EPWK Holdings Ltd. completed a 40‑for‑1 reverse split of its Class A and Class B shares on November 17, 2025, following board approval on October 20, 2025. The action reduces the number of outstanding shares to roughly 3.6 million Class A and 88,900 Class B, and is intended to bring the company back into compliance with Nasdaq’s minimum bid price rule.
The reverse split increases the par value of each share from $0.0001 to $0.004 and restructures the authorized capital to 225 million Class A and 25 million Class B shares, with a total authorized capital of $1 million. The company’s CUSIP will change to G30905114, and the consolidation will be reflected under the same ticker, EPWK.
EPWK had received a delisting notice after its stock price fell below $0.10 for ten consecutive trading days, a breach of Nasdaq’s Marketplace Rule 5550(a)(2). The reverse split is a standard remedy to raise the bid price, but the company must also satisfy other Nasdaq listing requirements, especially after rule changes effective October 7, 2024 that restrict using reverse splits to cure a minimum bid price deficiency if it creates other violations.

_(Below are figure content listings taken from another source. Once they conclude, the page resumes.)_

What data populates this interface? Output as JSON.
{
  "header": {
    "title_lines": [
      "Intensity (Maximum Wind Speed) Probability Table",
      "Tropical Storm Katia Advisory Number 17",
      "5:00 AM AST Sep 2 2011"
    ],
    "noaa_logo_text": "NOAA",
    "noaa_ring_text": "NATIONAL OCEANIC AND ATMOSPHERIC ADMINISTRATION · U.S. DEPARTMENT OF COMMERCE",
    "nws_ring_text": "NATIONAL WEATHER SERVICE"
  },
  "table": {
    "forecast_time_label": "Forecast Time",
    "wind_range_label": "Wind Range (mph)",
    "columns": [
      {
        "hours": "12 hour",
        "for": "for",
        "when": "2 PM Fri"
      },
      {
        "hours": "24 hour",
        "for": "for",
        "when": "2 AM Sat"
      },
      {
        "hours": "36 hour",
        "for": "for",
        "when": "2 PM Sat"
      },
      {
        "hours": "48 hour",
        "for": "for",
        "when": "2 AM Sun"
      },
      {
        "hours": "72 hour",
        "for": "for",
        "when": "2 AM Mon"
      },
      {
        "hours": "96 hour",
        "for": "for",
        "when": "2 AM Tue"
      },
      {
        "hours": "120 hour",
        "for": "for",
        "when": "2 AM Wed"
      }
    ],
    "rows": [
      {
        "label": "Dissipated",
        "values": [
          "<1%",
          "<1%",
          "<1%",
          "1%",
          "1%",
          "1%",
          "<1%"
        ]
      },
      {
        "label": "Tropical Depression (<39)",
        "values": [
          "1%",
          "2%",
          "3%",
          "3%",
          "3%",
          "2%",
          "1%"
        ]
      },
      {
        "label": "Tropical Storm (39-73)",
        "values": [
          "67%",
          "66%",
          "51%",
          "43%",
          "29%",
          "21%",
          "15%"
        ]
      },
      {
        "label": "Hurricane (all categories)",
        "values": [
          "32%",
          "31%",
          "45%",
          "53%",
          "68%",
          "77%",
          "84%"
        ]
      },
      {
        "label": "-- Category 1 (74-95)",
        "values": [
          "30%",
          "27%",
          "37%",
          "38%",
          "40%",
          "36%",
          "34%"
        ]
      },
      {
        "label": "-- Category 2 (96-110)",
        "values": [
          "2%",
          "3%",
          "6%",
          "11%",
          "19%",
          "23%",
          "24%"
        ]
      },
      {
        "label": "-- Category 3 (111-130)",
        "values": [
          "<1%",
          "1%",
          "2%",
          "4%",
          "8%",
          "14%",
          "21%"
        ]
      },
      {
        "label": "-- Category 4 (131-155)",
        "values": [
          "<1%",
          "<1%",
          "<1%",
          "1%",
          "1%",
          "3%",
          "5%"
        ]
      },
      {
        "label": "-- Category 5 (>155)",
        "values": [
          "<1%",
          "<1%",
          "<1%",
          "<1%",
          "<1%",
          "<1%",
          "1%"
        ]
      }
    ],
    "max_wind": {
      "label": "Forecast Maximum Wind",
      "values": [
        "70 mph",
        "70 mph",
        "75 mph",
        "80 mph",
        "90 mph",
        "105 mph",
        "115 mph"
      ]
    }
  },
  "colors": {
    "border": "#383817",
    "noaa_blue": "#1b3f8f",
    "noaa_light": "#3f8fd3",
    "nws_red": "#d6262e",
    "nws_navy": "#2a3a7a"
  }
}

The company has also raised approximately $8 million in a recent public offering and is launching a bilingual e‑commerce platform, EPWK Curated Goods, alongside a tiered membership system for creative professionals. These initiatives aim to generate recurring revenue and improve user retention, while the reverse split seeks to stabilize the company’s market presence.
The consolidation does not alter EPWK’s underlying business model or operations. However, it signals the company’s commitment to maintaining its Nasdaq listing amid ongoing financial challenges, including negative operating and net margins and a current ratio of 0.17. The move is intended to provide a clearer path to compliance and to reassure investors that the company is taking concrete steps to address liquidity and regulatory issues.
While the reverse split is a necessary compliance measure, EPWK’s broader strategy will depend on the success of its new platforms and the ability to improve profitability. Management remains focused on cost discipline and strategic investments, but the company’s financial health remains fragile, underscoring the importance of the consolidation as a stabilizing measure.